Africa-Press – Madagascar. Les prix de l’or chez les collecteurs à la base sont élevés et équivalent même à ceux du marché international, ce qui pénalise les exportateurs légaux qui doivent payer des taxes plus élevées, tandis que les exportateurs illicites bénéficient de marges plus importantes.

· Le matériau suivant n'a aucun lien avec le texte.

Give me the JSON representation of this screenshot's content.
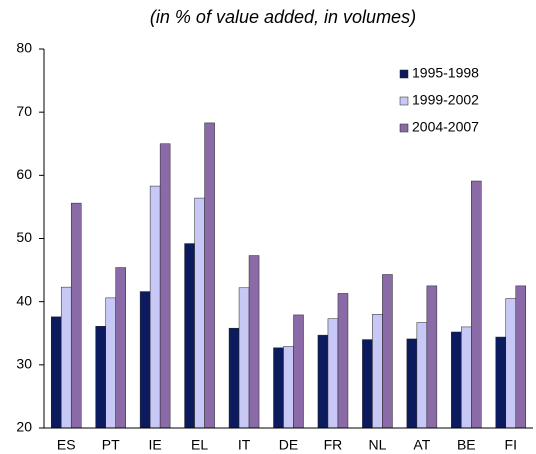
{
  "chart_data": {
    "type": "bar",
    "title": "(in % of value added, in volumes)",
    "categories": [
      "ES",
      "PT",
      "IE",
      "EL",
      "IT",
      "DE",
      "FR",
      "NL",
      "AT",
      "BE",
      "FI"
    ],
    "series": [
      {
        "name": "1995-1998",
        "color": "#0b1b5e",
        "values": [
          37.6,
          36.1,
          41.6,
          49.2,
          35.8,
          32.7,
          34.7,
          34.0,
          34.1,
          35.2,
          34.4
        ]
      },
      {
        "name": "1999-2002",
        "color": "#c8c8f6",
        "values": [
          42.3,
          40.6,
          58.3,
          56.4,
          42.2,
          32.9,
          37.3,
          38.0,
          36.7,
          36.0,
          40.5
        ]
      },
      {
        "name": "2004-2007",
        "color": "#8a6ba8",
        "values": [
          55.6,
          45.4,
          65.0,
          68.3,
          47.3,
          37.9,
          41.3,
          44.3,
          42.5,
          59.1,
          42.5
        ]
      }
    ],
    "ylim": [
      20,
      80
    ],
    "yticks": [
      20,
      30,
      40,
      50,
      60,
      70,
      80
    ],
    "legend": "upper-right"
  }
}
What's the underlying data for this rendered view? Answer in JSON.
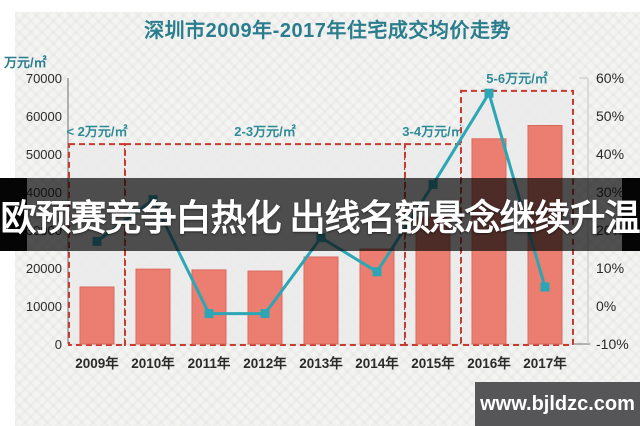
{
  "title": "深圳市2009年-2017年住宅成交均价走势",
  "y_axis_unit": "万元/㎡",
  "overlay": {
    "headline": "欧预赛竞争白热化 出线名额悬念继续升温"
  },
  "watermark": {
    "text": "www.bjldzc.com"
  },
  "colors": {
    "title_teal": "#2b7d8d",
    "annotation_teal": "#2e8b97",
    "bar_fill": "#eb7e70",
    "bar_stroke": "#d9685c",
    "line_teal": "#2aa6b4",
    "dashed_red": "#c53b2d",
    "axis_gray": "#9b9b9b",
    "tick_text": "#2a2a2a",
    "box_fill": "#ebebea"
  },
  "chart_data": {
    "type": "bar+line combo (bars on left axis, line on right axis)",
    "categories": [
      "2009年",
      "2010年",
      "2011年",
      "2012年",
      "2013年",
      "2014年",
      "2015年",
      "2016年",
      "2017年"
    ],
    "series": [
      {
        "type": "bar",
        "axis": "left",
        "values": [
          15000,
          19700,
          19500,
          19200,
          22900,
          25000,
          33400,
          54000,
          57500
        ]
      },
      {
        "type": "line",
        "axis": "right",
        "values": [
          17,
          28,
          -2,
          -2,
          18,
          9,
          32,
          56,
          5
        ]
      }
    ],
    "y_left": {
      "label": "万元/㎡",
      "min": 0,
      "max": 70000,
      "tick_step": 10000
    },
    "y_right": {
      "min": -10,
      "max": 60,
      "tick_step": 10,
      "format": "percent"
    },
    "annotations": [
      {
        "label": "< 2万元/㎡",
        "from": "2009年",
        "to": "2009年",
        "box_top_value": 52600
      },
      {
        "label": "2-3万元/㎡",
        "from": "2010年",
        "to": "2014年",
        "box_top_value": 52600
      },
      {
        "label": "3-4万元/㎡",
        "from": "2015年",
        "to": "2015年",
        "box_top_value": 52600
      },
      {
        "label": "5-6万元/㎡",
        "from": "2016年",
        "to": "2017年",
        "box_top_value": 66600
      }
    ],
    "legend": "none",
    "grid": "none"
  }
}
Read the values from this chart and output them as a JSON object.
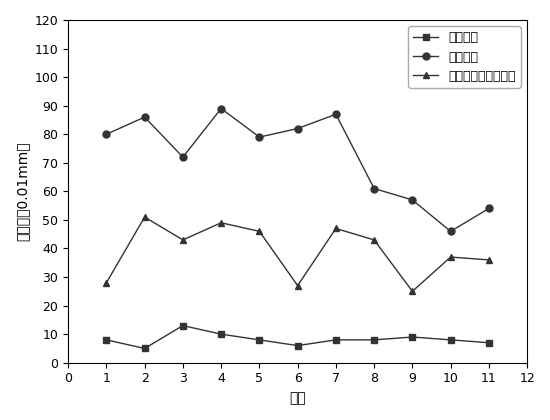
{
  "x": [
    1,
    2,
    3,
    4,
    5,
    6,
    7,
    8,
    9,
    10,
    11
  ],
  "series1": {
    "label": "碎石化前",
    "values": [
      8,
      5,
      13,
      10,
      8,
      6,
      8,
      8,
      9,
      8,
      7
    ],
    "marker": "s",
    "color": "#333333",
    "linestyle": "-"
  },
  "series2": {
    "label": "碎石化后",
    "values": [
      80,
      86,
      72,
      89,
      79,
      82,
      87,
      61,
      57,
      46,
      54
    ],
    "marker": "o",
    "color": "#333333",
    "linestyle": "-"
  },
  "series3": {
    "label": "洒布碎石纤维封层后",
    "values": [
      28,
      51,
      43,
      49,
      46,
      27,
      47,
      43,
      25,
      37,
      36
    ],
    "marker": "^",
    "color": "#333333",
    "linestyle": "-"
  },
  "xlabel": "测点",
  "ylabel": "弯沉值（0.01mm）",
  "xlim": [
    0,
    12
  ],
  "ylim": [
    0,
    120
  ],
  "yticks": [
    0,
    10,
    20,
    30,
    40,
    50,
    60,
    70,
    80,
    90,
    100,
    110,
    120
  ],
  "xticks": [
    0,
    1,
    2,
    3,
    4,
    5,
    6,
    7,
    8,
    9,
    10,
    11,
    12
  ],
  "background_color": "#ffffff",
  "label_fontsize": 10,
  "tick_fontsize": 9,
  "legend_fontsize": 9,
  "figsize": [
    5.5,
    4.2
  ],
  "dpi": 100
}
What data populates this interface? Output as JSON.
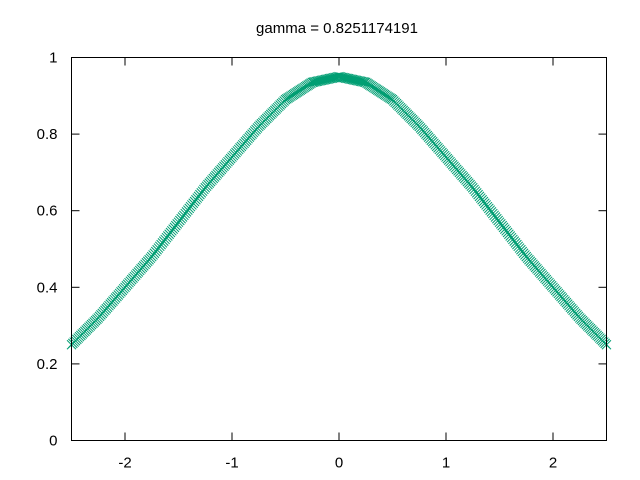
{
  "chart_data": {
    "type": "scatter",
    "title": "gamma = 0.8251174191",
    "xlabel": "",
    "ylabel": "",
    "xlim": [
      -2.5,
      2.5
    ],
    "ylim": [
      0,
      1
    ],
    "x_ticks": [
      -2,
      -1,
      0,
      1,
      2
    ],
    "x_tick_labels": [
      "-2",
      "-1",
      "0",
      "1",
      "2"
    ],
    "y_ticks": [
      0,
      0.2,
      0.4,
      0.6,
      0.8,
      1
    ],
    "y_tick_labels": [
      "0",
      "0.2",
      "0.4",
      "0.6",
      "0.8",
      "1"
    ],
    "grid": false,
    "legend": "none",
    "marker": "x-cross",
    "series": [
      {
        "color": "#009e73",
        "x": [
          -2.5,
          -2.25,
          -2,
          -1.75,
          -1.5,
          -1.25,
          -1,
          -0.75,
          -0.5,
          -0.25,
          0,
          0.25,
          0.5,
          0.75,
          1,
          1.25,
          1.5,
          1.75,
          2,
          2.25,
          2.5
        ],
        "y": [
          0.25,
          0.32,
          0.4,
          0.48,
          0.57,
          0.66,
          0.74,
          0.82,
          0.89,
          0.935,
          0.95,
          0.935,
          0.89,
          0.82,
          0.74,
          0.66,
          0.57,
          0.48,
          0.4,
          0.32,
          0.25
        ]
      }
    ]
  }
}
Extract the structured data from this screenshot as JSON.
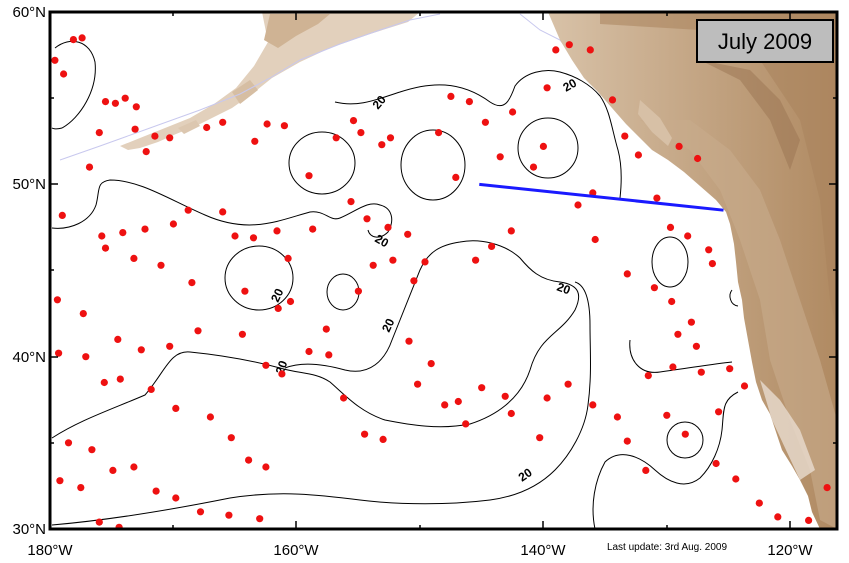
{
  "map": {
    "date_label": "July 2009",
    "update_note": "Last update: 3rd Aug. 2009",
    "contour_value": "20",
    "lon_ticks": [
      "180°W",
      "160°W",
      "140°W",
      "120°W"
    ],
    "lat_ticks": [
      "60°N",
      "50°N",
      "40°N",
      "30°N"
    ],
    "colors": {
      "float": "#ee1111",
      "section_line": "#1a1aff",
      "land_light": "#dcc6ad",
      "land_dark": "#b38d66",
      "contour": "#000000",
      "coast": "#c8c8ee"
    },
    "section_line": {
      "start": {
        "lon": -145.2,
        "lat": 50.0
      },
      "end": {
        "lon": -125.4,
        "lat": 48.5
      }
    },
    "floats": [
      [
        -179.6,
        57.2
      ],
      [
        -178.9,
        56.4
      ],
      [
        -178.1,
        58.4
      ],
      [
        -177.4,
        58.5
      ],
      [
        -175.5,
        54.8
      ],
      [
        -174.7,
        54.7
      ],
      [
        -173.9,
        55.0
      ],
      [
        -173.0,
        54.5
      ],
      [
        -176.0,
        53.0
      ],
      [
        -173.1,
        53.2
      ],
      [
        -171.5,
        52.8
      ],
      [
        -170.3,
        52.7
      ],
      [
        -172.2,
        51.9
      ],
      [
        -167.3,
        53.3
      ],
      [
        -166.0,
        53.6
      ],
      [
        -163.4,
        52.5
      ],
      [
        -162.4,
        53.5
      ],
      [
        -161.0,
        53.4
      ],
      [
        -176.8,
        51.0
      ],
      [
        -179.0,
        48.2
      ],
      [
        -175.8,
        47.0
      ],
      [
        -174.1,
        47.2
      ],
      [
        -172.3,
        47.4
      ],
      [
        -170.0,
        47.7
      ],
      [
        -168.8,
        48.5
      ],
      [
        -166.0,
        48.4
      ],
      [
        -165.0,
        47.0
      ],
      [
        -163.5,
        46.9
      ],
      [
        -161.6,
        47.3
      ],
      [
        -158.7,
        47.4
      ],
      [
        -175.5,
        46.3
      ],
      [
        -173.2,
        45.7
      ],
      [
        -171.0,
        45.3
      ],
      [
        -168.5,
        44.3
      ],
      [
        -164.2,
        43.8
      ],
      [
        -179.4,
        43.3
      ],
      [
        -177.3,
        42.5
      ],
      [
        -174.5,
        41.0
      ],
      [
        -172.6,
        40.4
      ],
      [
        -170.3,
        40.6
      ],
      [
        -168.0,
        41.5
      ],
      [
        -164.4,
        41.3
      ],
      [
        -161.5,
        42.8
      ],
      [
        -160.5,
        43.2
      ],
      [
        -162.5,
        39.5
      ],
      [
        -161.2,
        39.0
      ],
      [
        -159.0,
        40.3
      ],
      [
        -157.4,
        40.1
      ],
      [
        -179.3,
        40.2
      ],
      [
        -177.1,
        40.0
      ],
      [
        -175.6,
        38.5
      ],
      [
        -174.3,
        38.7
      ],
      [
        -171.8,
        38.1
      ],
      [
        -169.8,
        37.0
      ],
      [
        -167.0,
        36.5
      ],
      [
        -165.3,
        35.3
      ],
      [
        -163.9,
        34.0
      ],
      [
        -162.5,
        33.6
      ],
      [
        -178.5,
        35.0
      ],
      [
        -176.6,
        34.6
      ],
      [
        -174.9,
        33.4
      ],
      [
        -173.2,
        33.6
      ],
      [
        -171.4,
        32.2
      ],
      [
        -169.8,
        31.8
      ],
      [
        -167.8,
        31.0
      ],
      [
        -165.5,
        30.8
      ],
      [
        -163.0,
        30.6
      ],
      [
        -179.2,
        32.8
      ],
      [
        -177.5,
        32.4
      ],
      [
        -176.0,
        30.4
      ],
      [
        -174.4,
        30.1
      ],
      [
        -156.2,
        37.6
      ],
      [
        -154.5,
        35.5
      ],
      [
        -153.0,
        35.2
      ],
      [
        -150.2,
        38.4
      ],
      [
        -149.1,
        39.6
      ],
      [
        -148.0,
        37.2
      ],
      [
        -146.3,
        36.1
      ],
      [
        -145.0,
        38.2
      ],
      [
        -143.1,
        37.7
      ],
      [
        -142.6,
        36.7
      ],
      [
        -140.3,
        35.3
      ],
      [
        -139.7,
        37.6
      ],
      [
        -138.0,
        38.4
      ],
      [
        -136.0,
        37.2
      ],
      [
        -134.0,
        36.5
      ],
      [
        -133.2,
        35.1
      ],
      [
        -131.7,
        33.4
      ],
      [
        -130.0,
        36.6
      ],
      [
        -128.5,
        35.5
      ],
      [
        -126.0,
        33.8
      ],
      [
        -124.4,
        32.9
      ],
      [
        -122.5,
        31.5
      ],
      [
        -121.0,
        30.7
      ],
      [
        -118.5,
        30.5
      ],
      [
        -117.0,
        32.4
      ],
      [
        -155.6,
        49.0
      ],
      [
        -154.3,
        48.0
      ],
      [
        -152.6,
        47.5
      ],
      [
        -151.0,
        47.1
      ],
      [
        -153.8,
        45.3
      ],
      [
        -152.2,
        45.6
      ],
      [
        -155.0,
        43.8
      ],
      [
        -150.5,
        44.4
      ],
      [
        -149.6,
        45.5
      ],
      [
        -153.1,
        52.3
      ],
      [
        -152.4,
        52.7
      ],
      [
        -154.8,
        53.0
      ],
      [
        -155.4,
        53.7
      ],
      [
        -147.5,
        55.1
      ],
      [
        -146.0,
        54.8
      ],
      [
        -144.7,
        53.6
      ],
      [
        -143.5,
        51.6
      ],
      [
        -140.8,
        51.0
      ],
      [
        -140.0,
        52.2
      ],
      [
        -142.5,
        54.2
      ],
      [
        -139.7,
        55.6
      ],
      [
        -139.0,
        57.8
      ],
      [
        -137.9,
        58.1
      ],
      [
        -136.2,
        57.8
      ],
      [
        -134.4,
        54.9
      ],
      [
        -133.4,
        52.8
      ],
      [
        -132.3,
        51.7
      ],
      [
        -130.8,
        49.2
      ],
      [
        -129.0,
        52.2
      ],
      [
        -127.5,
        51.5
      ],
      [
        -136.0,
        49.5
      ],
      [
        -137.2,
        48.8
      ],
      [
        -142.6,
        47.3
      ],
      [
        -144.2,
        46.4
      ],
      [
        -145.5,
        45.6
      ],
      [
        -135.8,
        46.8
      ],
      [
        -133.2,
        44.8
      ],
      [
        -131.0,
        44.0
      ],
      [
        -129.6,
        43.2
      ],
      [
        -128.0,
        42.0
      ],
      [
        -131.5,
        38.9
      ],
      [
        -129.5,
        39.4
      ],
      [
        -127.2,
        39.1
      ],
      [
        -125.8,
        36.8
      ],
      [
        -129.1,
        41.3
      ],
      [
        -127.6,
        40.6
      ],
      [
        -124.9,
        39.3
      ],
      [
        -123.7,
        38.3
      ],
      [
        -129.7,
        47.5
      ],
      [
        -128.3,
        47.0
      ],
      [
        -126.6,
        46.2
      ],
      [
        -126.3,
        45.4
      ],
      [
        -146.9,
        37.4
      ],
      [
        -150.9,
        40.9
      ],
      [
        -157.6,
        41.6
      ],
      [
        -160.7,
        45.7
      ],
      [
        -148.5,
        53.0
      ],
      [
        -147.1,
        50.4
      ],
      [
        -159.0,
        50.5
      ],
      [
        -156.8,
        52.7
      ]
    ]
  }
}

Le gramme avoisine actuellement à 300 000 ariary auprès des orpailleurs dont la plupart travaillent illicitement.
Les opérateurs miniers agréés qui sont au nombre de six actuellement, des géants du secteur or pour la plupart, ont exprimé leurs préoccupations lors d’une réunion avec le ministre des Mines, Olivier Rakotomalala, pour discuter des activités illicites de collecte et d’exportation d’or qui affectent négativement le secteur aurifère en pleine relance.
La surenchère des prix pratiquée par les collecteurs locaux peut atteindre des niveaux proches du prix international de l’or, ce qui pose un défi majeur pour les exportateurs légaux. Les exportateurs conformes aux normes légales doivent s’acquitter de taxes et de frais supplémentaires, rendant difficile leur compétitivité par rapport aux exportateurs illicites. Le ministre des Mines souligne la nécessité de régler ces problèmes de prix pour permettre aux opérateurs formels de rester compétitifs.
Pour lutter contre les activités illicites, des descentes sur le terrain seront intensifiées pour assainir les sites d’extraction et canaliser les flux illicites vers le circuit formel. L’État exige des exportateurs d’or de respecter des quotas d’exportation et de rapatrier les devises dans un délai donné, sous peine de perdre leur agrément.
Les efforts visent à accélérer les exportations d’or pour atteindre la quantité de 500 kilos, dans un délai de cent jours, en particulier dans des régions aurifères riches comme Betsiaka, Maevatanàna, Mananjary et Miandrivazo, en instaurant un cadre légal propice aux activités aurifères légales. Si les choses se déroulent dans la légalité, il est possible d’atteindre cet objectif en deux mois, a estimé le ministre des Mines.